One in three children with vision impairment failed by local authority specialist services

Olivia Rook
Tuesday, October 22, 2019

Children and young people face ‘a postcode lottery’ in trying to access specialist support.

The funding freeze has impacted an estimated 11,000 children across England.
The funding freeze has impacted an estimated 11,000 children across England.

Nearly half of all local authorities (LAs) have cut or frozen funding that supports children with vision impairment since 2017, according to the results of a Freedom of Information (FOI) request.

The funding freeze has impacted an estimated 11,000 children across England, which equates to one in every three children across the country. A further 7,539 children and young people are accessing services that have failed to keep their budgets in line with inflation, which means real term cuts to funding.

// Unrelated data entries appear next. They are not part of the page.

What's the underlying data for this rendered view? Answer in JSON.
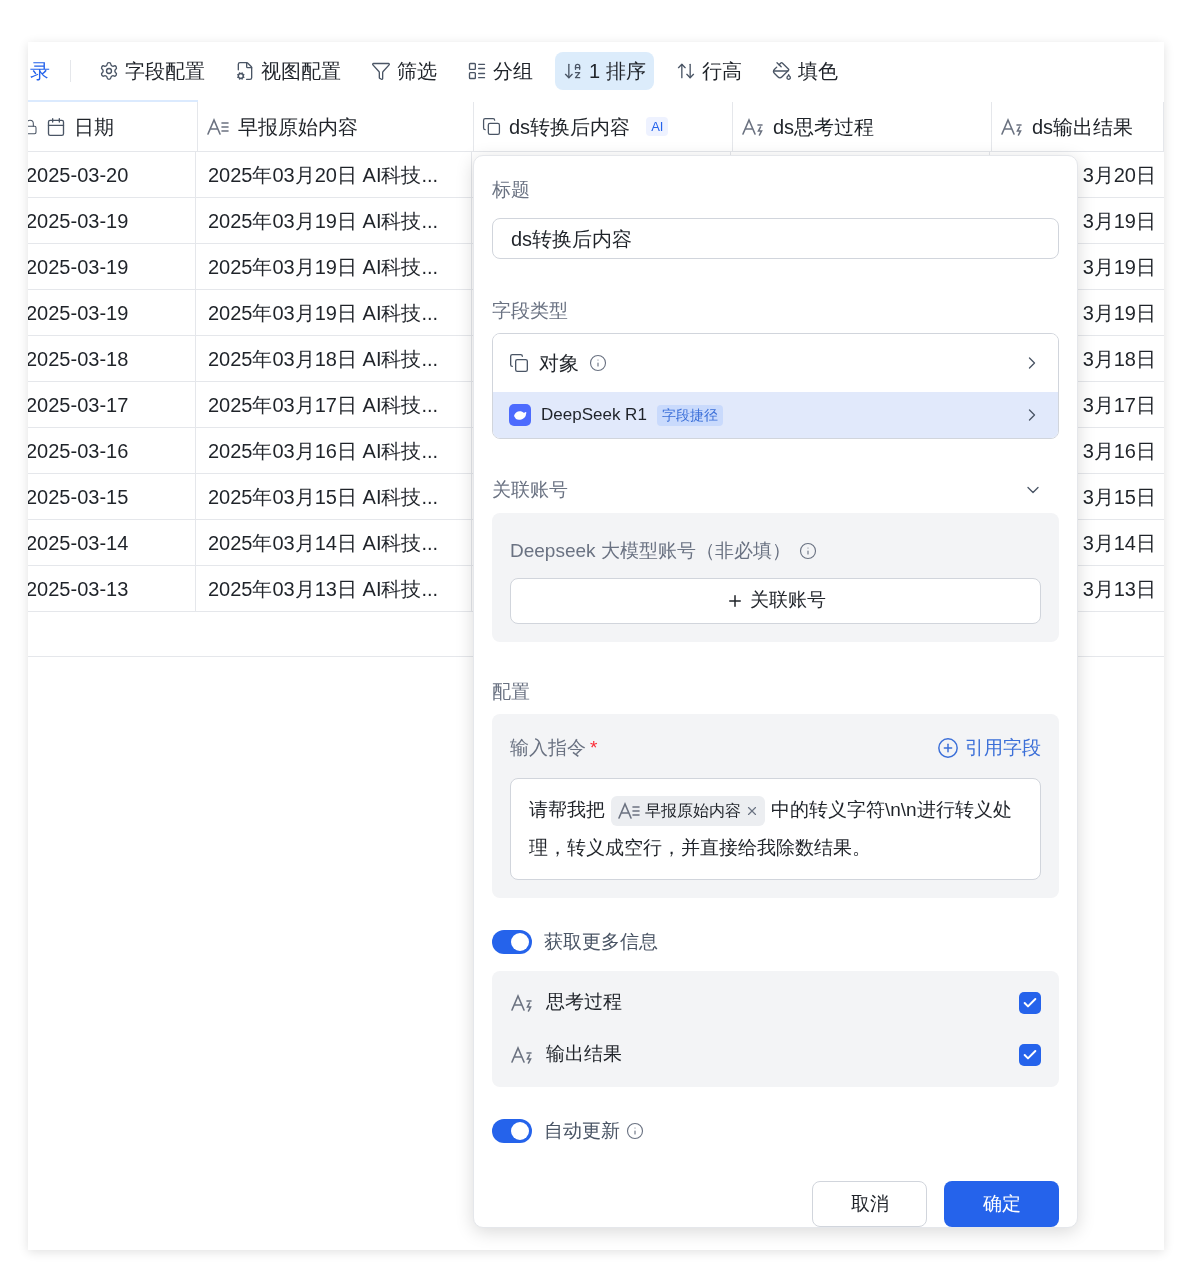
{
  "toolbar": {
    "cut_label": "录",
    "items": [
      {
        "kind": "settings",
        "label": "字段配置",
        "selected": false
      },
      {
        "kind": "view",
        "label": "视图配置",
        "selected": false
      },
      {
        "kind": "filter",
        "label": "筛选",
        "selected": false
      },
      {
        "kind": "group",
        "label": "分组",
        "selected": false
      },
      {
        "kind": "sort",
        "label": "1 排序",
        "selected": true
      },
      {
        "kind": "height",
        "label": "行高",
        "selected": false
      },
      {
        "kind": "fill",
        "label": "填色",
        "selected": false
      }
    ]
  },
  "table": {
    "columns": [
      {
        "kind": "date",
        "label": "日期"
      },
      {
        "kind": "text",
        "label": "早报原始内容"
      },
      {
        "kind": "object",
        "label": "ds转换后内容",
        "badge": "AI"
      },
      {
        "kind": "ai_text",
        "label": "ds思考过程"
      },
      {
        "kind": "ai_text",
        "label": "ds输出结果"
      }
    ],
    "rows": [
      {
        "date": "2025-03-20",
        "content": "2025年03月20日 AI科技...",
        "column_5": "3月20日"
      },
      {
        "date": "2025-03-19",
        "content": "2025年03月19日 AI科技...",
        "column_5": "3月19日"
      },
      {
        "date": "2025-03-19",
        "content": "2025年03月19日 AI科技...",
        "column_5": "3月19日"
      },
      {
        "date": "2025-03-19",
        "content": "2025年03月19日 AI科技...",
        "column_5": "3月19日"
      },
      {
        "date": "2025-03-18",
        "content": "2025年03月18日 AI科技...",
        "column_5": "3月18日"
      },
      {
        "date": "2025-03-17",
        "content": "2025年03月17日 AI科技...",
        "column_5": "3月17日"
      },
      {
        "date": "2025-03-16",
        "content": "2025年03月16日 AI科技...",
        "column_5": "3月16日"
      },
      {
        "date": "2025-03-15",
        "content": "2025年03月15日 AI科技...",
        "column_5": "3月15日"
      },
      {
        "date": "2025-03-14",
        "content": "2025年03月14日 AI科技...",
        "column_5": "3月14日"
      },
      {
        "date": "2025-03-13",
        "content": "2025年03月13日 AI科技...",
        "column_5": "3月13日"
      }
    ]
  },
  "dialog": {
    "title_label": "标题",
    "title_value": "ds转换后内容",
    "field_type_label": "字段类型",
    "field_types": [
      {
        "kind": "object",
        "label": "对象",
        "selected": false
      },
      {
        "kind": "deepseek",
        "label": "DeepSeek R1",
        "tag": "字段捷径",
        "selected": true
      }
    ],
    "account_label": "关联账号",
    "account_field_label": "Deepseek 大模型账号（非必填）",
    "link_account_button": "关联账号",
    "config_label": "配置",
    "instruction_label": "输入指令",
    "required_mark": "*",
    "cite_field_link": "引用字段",
    "instruction": {
      "before": "请帮我把",
      "chip": "早报原始内容",
      "after": "中的转义字符\\n\\n进行转义处理，转义成空行，并直接给我除数结果。"
    },
    "more_info": {
      "label": "获取更多信息",
      "on": true
    },
    "outputs": [
      {
        "label": "思考过程",
        "checked": true
      },
      {
        "label": "输出结果",
        "checked": true
      }
    ],
    "auto_update": {
      "label": "自动更新",
      "on": true
    },
    "buttons": {
      "cancel": "取消",
      "confirm": "确定"
    }
  }
}
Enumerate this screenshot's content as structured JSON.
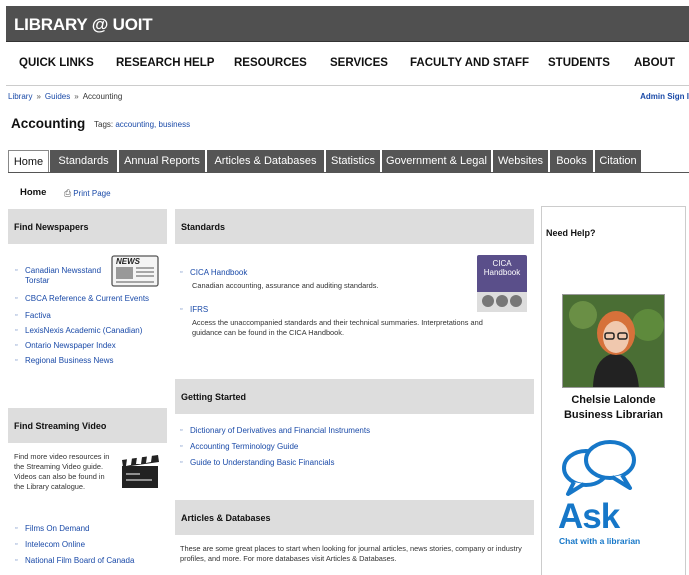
{
  "header": {
    "title": "LIBRARY @ UOIT"
  },
  "nav": [
    "QUICK LINKS",
    "RESEARCH HELP",
    "RESOURCES",
    "SERVICES",
    "FACULTY AND STAFF",
    "STUDENTS",
    "ABOUT"
  ],
  "breadcrumb": [
    "Library",
    "Guides",
    "Accounting"
  ],
  "admin_link": "Admin Sign I",
  "page": {
    "title": "Accounting",
    "tags_label": "Tags:",
    "tags": "accounting, business"
  },
  "tabs": [
    "Home",
    "Standards",
    "Annual Reports",
    "Articles & Databases",
    "Statistics",
    "Government & Legal",
    "Websites",
    "Books",
    "Citation"
  ],
  "subnav": {
    "home": "Home",
    "print": "Print Page"
  },
  "find_newspapers": {
    "title": "Find Newspapers",
    "badge": "NEWS",
    "items": [
      "Canadian Newsstand Torstar",
      "CBCA Reference & Current Events",
      "Factiva",
      "LexisNexis Academic (Canadian)",
      "Ontario Newspaper Index",
      "Regional Business News"
    ]
  },
  "find_video": {
    "title": "Find Streaming Video",
    "intro": "Find more video resources in the Streaming Video guide. Videos can also be found in the Library catalogue.",
    "items": [
      "Films On Demand",
      "Intelecom Online",
      "National Film Board of Canada"
    ]
  },
  "standards": {
    "title": "Standards",
    "book_label": "CICA Handbook",
    "items": [
      {
        "name": "CICA Handbook",
        "desc": "Canadian accounting, assurance and auditing standards."
      },
      {
        "name": "IFRS",
        "desc": "Access the unaccompanied standards and their technical summaries. Interpretations and guidance can be found in the CICA Handbook."
      }
    ]
  },
  "getting_started": {
    "title": "Getting Started",
    "items": [
      "Dictionary of Derivatives and Financial Instruments",
      "Accounting Terminology Guide",
      "Guide to Understanding Basic Financials"
    ]
  },
  "articles": {
    "title": "Articles & Databases",
    "desc": "These are some great places to start when looking for journal articles, news stories, company or industry profiles, and more. For more databases visit Articles & Databases."
  },
  "help": {
    "title": "Need Help?",
    "name": "Chelsie Lalonde",
    "role": "Business Librarian",
    "ask": "Ask",
    "ask_sub": "Chat with a librarian"
  },
  "colors": {
    "topbar": "#505050",
    "tab": "#555555",
    "link": "#1a4aa8",
    "ask": "#1677c8"
  }
}
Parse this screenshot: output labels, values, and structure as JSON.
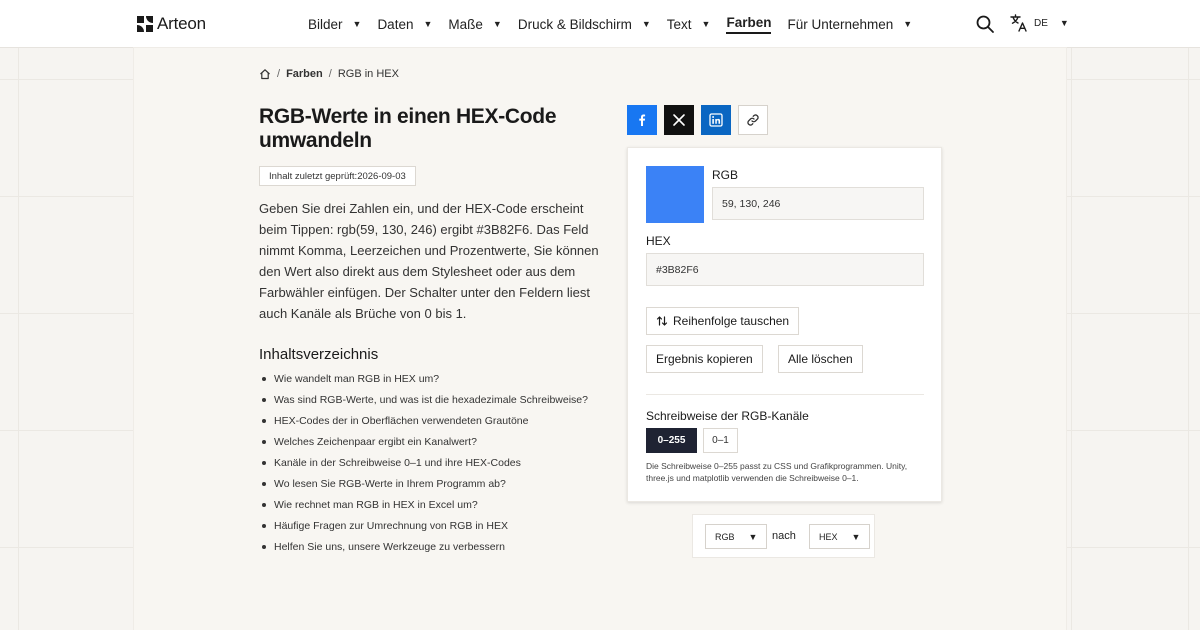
{
  "brand": {
    "name": "Arteon"
  },
  "nav": [
    {
      "label": "Bilder",
      "active": false
    },
    {
      "label": "Daten",
      "active": false
    },
    {
      "label": "Maße",
      "active": false
    },
    {
      "label": "Druck & Bildschirm",
      "active": false
    },
    {
      "label": "Text",
      "active": false
    },
    {
      "label": "Farben",
      "active": true
    },
    {
      "label": "Für Unternehmen",
      "active": false
    }
  ],
  "language": {
    "code": "DE",
    "icon": "translate-icon"
  },
  "breadcrumb": {
    "home_icon": "home-icon",
    "section": "Farben",
    "current": "RGB in HEX"
  },
  "article": {
    "title": "RGB-Werte in einen HEX-Code umwandeln",
    "checked": "Inhalt zuletzt geprüft:2026-09-03",
    "intro": "Geben Sie drei Zahlen ein, und der HEX-Code erscheint beim Tippen: rgb(59, 130, 246) ergibt #3B82F6. Das Feld nimmt Komma, Leerzeichen und Prozentwerte, Sie können den Wert also direkt aus dem Stylesheet oder aus dem Farbwähler einfügen. Der Schalter unter den Feldern liest auch Kanäle als Brüche von 0 bis 1."
  },
  "toc": {
    "title": "Inhaltsverzeichnis",
    "items": [
      "Wie wandelt man RGB in HEX um?",
      "Was sind RGB-Werte, und was ist die hexadezimale Schreibweise?",
      "HEX-Codes der in Oberflächen verwendeten Grautöne",
      "Welches Zeichenpaar ergibt ein Kanalwert?",
      "Kanäle in der Schreibweise 0–1 und ihre HEX-Codes",
      "Wo lesen Sie RGB-Werte in Ihrem Programm ab?",
      "Wie rechnet man RGB in HEX in Excel um?",
      "Häufige Fragen zur Umrechnung von RGB in HEX",
      "Helfen Sie uns, unsere Werkzeuge zu verbessern"
    ]
  },
  "share": {
    "facebook_icon": "facebook-icon",
    "x_icon": "x-icon",
    "linkedin_icon": "linkedin-icon",
    "link_icon": "link-icon"
  },
  "converter": {
    "swatch_color": "#3b82f6",
    "rgb_label": "RGB",
    "rgb_value": "59, 130, 246",
    "hex_label": "HEX",
    "hex_value": "#3B82F6",
    "swap_label": "Reihenfolge tauschen",
    "copy_label": "Ergebnis kopieren",
    "clear_label": "Alle löschen",
    "notation_label": "Schreibweise der RGB-Kanäle",
    "notation_options": [
      "0–255",
      "0–1"
    ],
    "notation_selected": "0–255",
    "notation_help": "Die Schreibweise 0–255 passt zu CSS und Grafikprogrammen. Unity, three.js und matplotlib verwenden die Schreibweise 0–1."
  },
  "mode": {
    "from": "RGB",
    "separator": "nach",
    "to": "HEX"
  }
}
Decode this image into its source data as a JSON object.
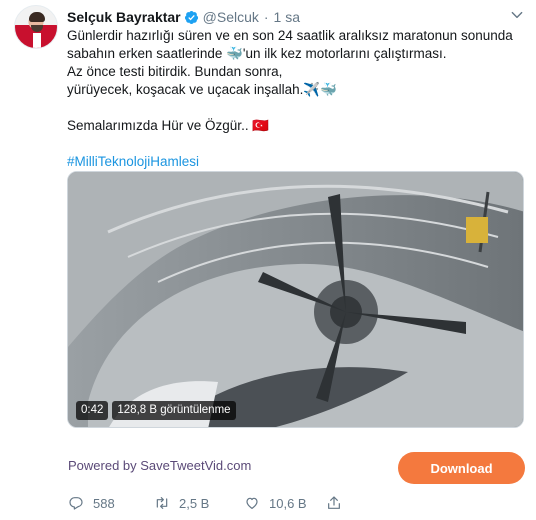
{
  "tweet": {
    "author_name": "Selçuk Bayraktar",
    "handle": "@Selcuk",
    "separator": "·",
    "time": "1 sa",
    "lines": [
      "Günlerdir hazırlığı süren ve en son 24 saatlik aralıksız maratonun sonunda",
      "sabahın erken saatlerinde 🐳'un ilk kez motorlarını çalıştırması.",
      "Az önce testi bitirdik. Bundan sonra,",
      "yürüyecek, koşacak ve uçacak inşallah.✈️🐳",
      "",
      "Semalarımızda Hür ve Özgür.. 🇹🇷",
      "",
      "#MilliTeknolojiHamlesi"
    ]
  },
  "video": {
    "duration": "0:42",
    "views": "128,8 B görüntülenme"
  },
  "embed": {
    "powered_by": "Powered by SaveTweetVid.com",
    "download_label": "Download",
    "accent_color": "#f4793e"
  },
  "actions": {
    "replies": "588",
    "retweets": "2,5 B",
    "likes": "10,6 B"
  },
  "icons": [
    "verified-badge-icon",
    "chevron-down-icon",
    "reply-icon",
    "retweet-icon",
    "like-icon",
    "share-icon"
  ]
}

The findings have been documented in the Left Out of Learning report, published by the Royal National Institute of Blind People (RNIB). Of the 152 LAs contacted, 147 responded with information about current specialist services for children with vision impairment.

These funding cuts and freezes have taken place in spite of a seven per cent rise in the number of children and young people accessing specialist support. More than a third of LAs have also reported a decrease in the number of Qualified Teachers of Visual Impairment (QTVI).

RNIB has said that children and young people face ‘a postcode lottery’ in trying to access specialist support and is calling on the Government to fully fund LAs so they are able to deliver vital services.

During the spending round in September, the Government pledged a further £700m for special educational needs and disabilities. It has also recently promised a review of the Education and Health Care Plans introduced in 2014 to help those with SEND better plan for their futures.

A quarter of LAs admitted they are currently, or are planning to, review their vision impairment services.

Keith Valentine, director of development at RNIB, said: ‘Children and young people with vision impairment require specialist support to access the curriculum, navigate their school, take part in sports or games and learn on equal terms with sighted children. This vital support enables them to develop the essential skills they need to succeed, not just at school, but as adults with full lives.

‘Our research has revealed a shocking lack of resource for local authorities to deliver this crucial provision. Despite an increasing number of children and young people requiring and accessing specialist support in the last few years, funding has been cut, QTVI roles have been lost and caseloads have increased - putting remaining services under enormous strain.

‘With more than £14 billion being promised for primary and secondary education between now and 2023, we are urging the Government to act now and correct this funding gap to ensure every child with vision impairment is able to fulfil their potential.’

Judith Blake, chair of the Local Government Association’s Children and Young People Board, said: ‘This report provides further evidence of the immense pressures councils continue to face in supporting children who are blind or visually impaired as well as other pupils with special educational needs and disabilities.

‘While it was good the Government announced extra money to support children and young people with SEND for next year, it must provide long-term funding certainty in the upcoming Spending Review and Budget.’